The ICJ's failure to properly consider the legal status of the West Bank in international law has amounted to a gross miscarriage of justice, which will have serious repercussions for resolving the ongoing struggle between Jews and Arabs over the sovereignty of, and the rights of Jews to reside in, the West Bank.
The decision will give credence to the perception of a biased and anti-Israel United Nations and a Court that cannot be trusted to properly consider legal issues referred to it by the United Nations in a fair and impartial manner.
The decision will certainly encourage those web sites continually proclaiming that Jews have no legal rights to settle in let alone claim sovereignty in any part of the West Bank to continue their campaign of vilification and hatred against Jews.
The Jewish People has since 1922 consistently indicated its preparedness to forego its legal rights in part of Palestine but the Arabs have always rejected such overtures.
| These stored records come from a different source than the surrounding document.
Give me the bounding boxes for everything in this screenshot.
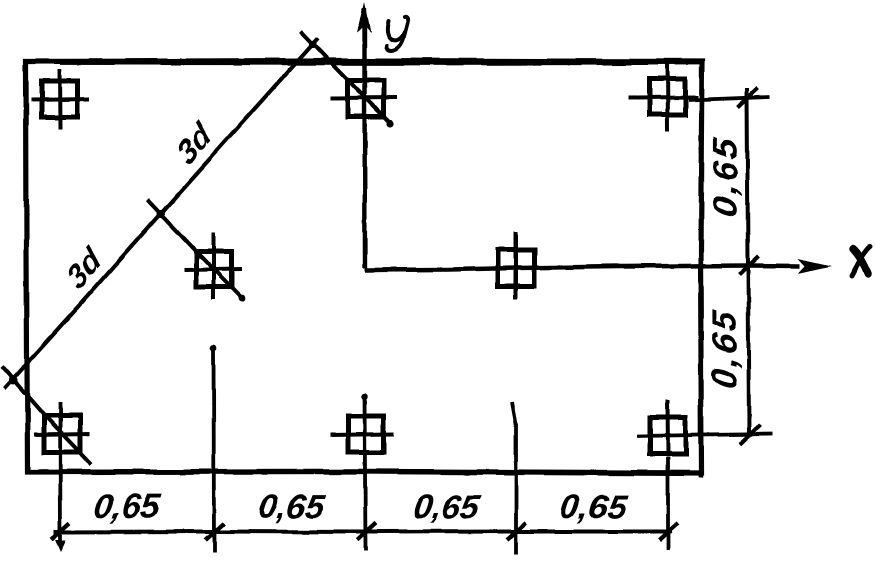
- y axis line: [362, 8, 367, 268]
- x axis line: [365, 266, 800, 271]
- dimension tick at x=668: [659, 523, 678, 540]
- right dimension line: [747, 88, 749, 437]
- pile P8 vertical centerline: [666, 400, 671, 456]
- pile P1 top-left square: [42, 81, 78, 117]
- pile P7 bottom-middle square: [348, 416, 384, 452]
- pile P1 vertical centerline: [58, 69, 63, 129]
- dimension tick at y=435: [740, 425, 760, 444]
- dimension tick at x=214: [205, 523, 224, 540]
- extension line below pile P7: [365, 395, 366, 550]
- pile P3 top-right square: [649, 79, 685, 115]
- pile P1 horizontal centerline: [31, 99, 89, 100]
- outline right edge corner overshoot: [698, 472, 703, 478]
- perpendicular offset line through pile P4: [148, 200, 243, 299]
- pile P8 bottom-right square: [650, 418, 686, 454]
- pile P2 top-middle square: [348, 81, 384, 117]
- pile P3 horizontal centerline: [628, 96, 698, 101]
- pile cap outline rectangle: [26, 61, 702, 474]
- outline top edge overlay: [60, 61, 700, 65]
- dimension tick at x=60: [51, 523, 70, 540]
- dimension tick at x=516: [507, 523, 526, 540]
- pile P3 vertical centerline: [665, 59, 670, 132]
- extension line below pile P8: [666, 457, 670, 549]
- knob at top of P4 extension: [210, 345, 217, 352]
- pile P6 horizontal centerline: [34, 434, 90, 435]
- svg-text:0,65: 0,65: [706, 134, 745, 220]
- svg-text:0,65: 0,65: [705, 306, 744, 392]
- dimension tick at y=266: [739, 256, 759, 275]
- perpendicular offset line through pile P6: [2, 367, 91, 464]
- ink blob at top X crossing: [309, 40, 316, 47]
- extension line right of pile P3: [688, 97, 770, 100]
- pile P4 horizontal centerline: [184, 269, 242, 270]
- pile P7 horizontal centerline: [330, 434, 394, 435]
- svg-text:3d: 3d: [60, 239, 108, 296]
- extension line below pile P5: [512, 402, 516, 554]
- bottom dimension line: [54, 530, 672, 535]
- blob at end of perpendicular through P4: [239, 295, 246, 302]
- pile P4 vertical centerline: [212, 233, 216, 300]
- ink blob at lower X crossing: [9, 376, 18, 385]
- ink blob at middle X crossing: [157, 210, 165, 218]
- y axis label: [386, 17, 408, 50]
- extension line below pile P4: [212, 345, 216, 553]
- blob at top of P7 extension: [361, 394, 367, 400]
- svg-text:3d: 3d: [170, 114, 218, 171]
- svg-text:0,65: 0,65: [256, 488, 328, 526]
- pile P5 middle-right square: [498, 250, 534, 286]
- pile P2 vertical centerline below square: [363, 119, 368, 134]
- x axis label: [852, 247, 871, 276]
- perpendicular offset line through pile P2: [301, 31, 391, 124]
- svg-text:0,65: 0,65: [558, 488, 630, 526]
- outline bottom edge overlay: [40, 470, 690, 472]
- pile P4 middle-left square: [196, 251, 232, 287]
- dimension tick at x=366: [357, 523, 376, 540]
- extension line right of pile P8: [637, 434, 772, 436]
- x axis arrowhead: [798, 259, 832, 274]
- pile P6 bottom-left square: [44, 416, 80, 452]
- svg-text:0,65: 0,65: [411, 488, 483, 526]
- svg-text:0,65: 0,65: [91, 488, 163, 526]
- dimension tick at y=97: [738, 88, 758, 107]
- 3d spacing line (main diagonal): [4, 38, 318, 389]
- arrow blob at end of P6 extension: [55, 540, 66, 552]
- blob at end of perpendicular through P2: [386, 120, 393, 127]
- extension line below pile P6: [58, 402, 62, 543]
- y axis arrowhead: [358, 2, 372, 33]
- pile P5 vertical centerline: [514, 232, 518, 299]
- pile P2 horizontal centerline: [330, 96, 397, 101]
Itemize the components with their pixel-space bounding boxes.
For the Arabs it has always been all or nothing at all.
The ICJ's decision will only encourage the hardening of such a view and weaken those voices within the Arab community who want to see an end to the murder and killing visited on both Jews and Arabs in the last 120 years.
No amount of disinformation, lies or propaganda can change the legal right of the Jewish people to live in the West Bank and to take all reasonable measures to protect their lives from deadly attacks involving ambushes, drive by shootings, home invasion and suicide bombings carried out by their Arab neighbours contrary to the right to life of every human being.
The fact that the ICJ failed to spell out that message loudly and clearly because of its own perceived incompetence and failure to consider the legal status of the West Bank in international law, will be the lasting legacy of a decision which binds no one yet has the power to affect so many.
David Singer is an Australian lawyer and convenor of Jordan is Palestine International whose aim is to engage Israel and Jordan in direct negotiations to allocate sovereignty in the West Bank between them as the two successor States to the Mandate for Palestine.